Starship’s Mage, Books 1-4, Glynn Stewart: Review 

This series starts with Starship’s Mage: Omnibus. Newly-graduated Jump Mage Damien Montgomery is fully qualified to transport ships through space with his magic. Unfortunately, he lacks the family connections to actually get hired. Captain David Rice of the interstellar freighter Blue Jay needs a jump mage but is forbidden by the Governor of Sherwood to hire one. Working together, they face enemies old and new – on both sides of the law – as they haul cargo throughout space.

This is a fun book, full of space pirates, augmented humans and a wide variety of planetary cultures – many typical elements of space opera. Stewart has created a reasonable and well-thought-out universe, and explains its history and background adequately for the storyline. I especially liked Damien’s unique type of magic and the depictions of how its use impacted the mage. Stewart also portrays Captain Rice’s character, morals and leadership qualities quite well. He does a good job with the minor characters as well.

Having the freighter constantly chased away from worlds got a little old, however; it seemed that Rice and his crew took forever to find a safe haven and avoid their enemies. Also, Stewart explained some plot elements by switching points of view a few times, but took a long time to come back to those individuals, which I found annoying. 

Overall, this is an enjoyable book and a good start for the series.

In Hand of Mars, Damien Montgomery has now trained under the Mage-King of Mars for 3 years. His first official duty takes him to the planet Ardennes, planning to shadow Alaura Stealey, Hand of the King as she investigates a rebel uprising on the planet. His plans change, however, when events on the planet force him to accept responsibilities he wasn’t expecting. 

Once again, Stewart has written an enjoyable book with interesting characters. Instead of traipsing through several star systems as in the 1st book, the action centers on 1 planet, which Stewart describes sparsely but adequately. Although one of the most powerful Mages in the universe, Damien often seems tentative with his powers and responsibilities, but comes through when necessary. The point of view changes make more sense in this book, but the various military vessels were not as well-described. Good action scenes and character relations made up for these spotty descriptions.

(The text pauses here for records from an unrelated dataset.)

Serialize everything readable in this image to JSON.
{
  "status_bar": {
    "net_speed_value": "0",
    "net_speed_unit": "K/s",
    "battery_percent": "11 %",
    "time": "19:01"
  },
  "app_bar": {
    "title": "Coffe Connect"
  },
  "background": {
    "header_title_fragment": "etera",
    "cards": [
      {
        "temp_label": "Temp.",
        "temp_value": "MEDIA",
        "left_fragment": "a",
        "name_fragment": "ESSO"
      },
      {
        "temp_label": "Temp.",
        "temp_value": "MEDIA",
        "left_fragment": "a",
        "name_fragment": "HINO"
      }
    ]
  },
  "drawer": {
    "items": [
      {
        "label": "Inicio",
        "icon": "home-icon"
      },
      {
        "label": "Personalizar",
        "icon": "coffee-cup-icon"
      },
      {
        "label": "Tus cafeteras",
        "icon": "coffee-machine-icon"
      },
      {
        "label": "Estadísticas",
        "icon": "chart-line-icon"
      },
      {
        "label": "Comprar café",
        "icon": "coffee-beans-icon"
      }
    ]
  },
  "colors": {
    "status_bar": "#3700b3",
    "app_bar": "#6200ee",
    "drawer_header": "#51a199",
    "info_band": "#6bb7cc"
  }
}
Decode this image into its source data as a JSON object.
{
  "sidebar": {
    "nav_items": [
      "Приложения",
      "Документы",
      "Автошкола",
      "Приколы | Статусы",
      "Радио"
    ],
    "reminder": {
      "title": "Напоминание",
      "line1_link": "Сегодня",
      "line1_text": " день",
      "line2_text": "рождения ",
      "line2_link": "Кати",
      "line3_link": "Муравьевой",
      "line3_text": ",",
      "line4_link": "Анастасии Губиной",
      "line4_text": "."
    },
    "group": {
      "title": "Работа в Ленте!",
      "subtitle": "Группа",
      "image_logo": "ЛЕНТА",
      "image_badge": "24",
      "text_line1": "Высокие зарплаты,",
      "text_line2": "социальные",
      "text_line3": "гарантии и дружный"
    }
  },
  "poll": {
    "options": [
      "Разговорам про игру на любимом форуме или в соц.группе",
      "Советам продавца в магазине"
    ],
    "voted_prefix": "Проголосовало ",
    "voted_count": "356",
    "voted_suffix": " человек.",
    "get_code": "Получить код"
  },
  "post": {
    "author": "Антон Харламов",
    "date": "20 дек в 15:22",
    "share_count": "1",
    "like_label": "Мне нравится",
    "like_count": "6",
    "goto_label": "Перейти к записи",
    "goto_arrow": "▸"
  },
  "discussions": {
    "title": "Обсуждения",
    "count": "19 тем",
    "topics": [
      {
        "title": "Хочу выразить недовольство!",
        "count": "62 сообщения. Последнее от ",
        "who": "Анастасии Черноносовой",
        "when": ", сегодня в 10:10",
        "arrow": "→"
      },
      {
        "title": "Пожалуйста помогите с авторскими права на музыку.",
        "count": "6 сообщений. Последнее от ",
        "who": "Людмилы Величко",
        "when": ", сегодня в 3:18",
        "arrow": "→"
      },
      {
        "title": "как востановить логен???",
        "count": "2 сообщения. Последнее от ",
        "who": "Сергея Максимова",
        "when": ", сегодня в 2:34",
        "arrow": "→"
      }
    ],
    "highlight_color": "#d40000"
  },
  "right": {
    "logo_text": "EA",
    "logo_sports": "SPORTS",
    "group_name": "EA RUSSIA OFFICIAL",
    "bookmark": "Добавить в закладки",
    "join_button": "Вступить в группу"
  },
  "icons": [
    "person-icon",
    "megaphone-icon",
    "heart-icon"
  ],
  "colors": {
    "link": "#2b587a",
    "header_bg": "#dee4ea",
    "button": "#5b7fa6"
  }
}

The Voice of Mars sees Damien Montgomery, Hand of the Mage-King of Mars, once again being sent to resolve a conflict. This time it’s a potential war between two planets, one being his home world of Sherwood. Mystery, danger and possibly love await him.

Wow! Of the 3 books in the series so far, this one is the best. Damien and his crew see action and tension throughout the book, with little rest between engagements. Both planets involved have secrets, with a zinger revealed at the very end. Damien has finally come into his own as a Hand and shows none of the hesitancy from the last book, although he must now deal with nightmares caused by his duties – character growth that makes the book even more interesting. I also liked how Sherwood named all their ships based on the Robin Hood stories. Considering that the book takes place several hundred years in the future, it’s nice to think that these legends would still be around after all that time. My only objection is that the descriptions of battleships is a little too detailed. Greater fans of space battles may disagree with me, but I think the encounters could have been fought without all the information provided.

In Alien Arcana, the fourth book of the series (so far), Damien returns to Mars, and discovers a disturbing truth about the Protectorate and his fellow Hands. He must make difficult choices, some of which may fracture the nation.

Damien continues his personal growth in this book, facing difficult choices and accepting the consequences of those choices. As in previous books, the characters are well-written and the action exciting. Since most of the story takes place on only 1 planet, the overwhelming descriptions of battleships are (thankfully) minimized.

I greatly enjoyed these books and wish Stewart would hurry up and finish the story!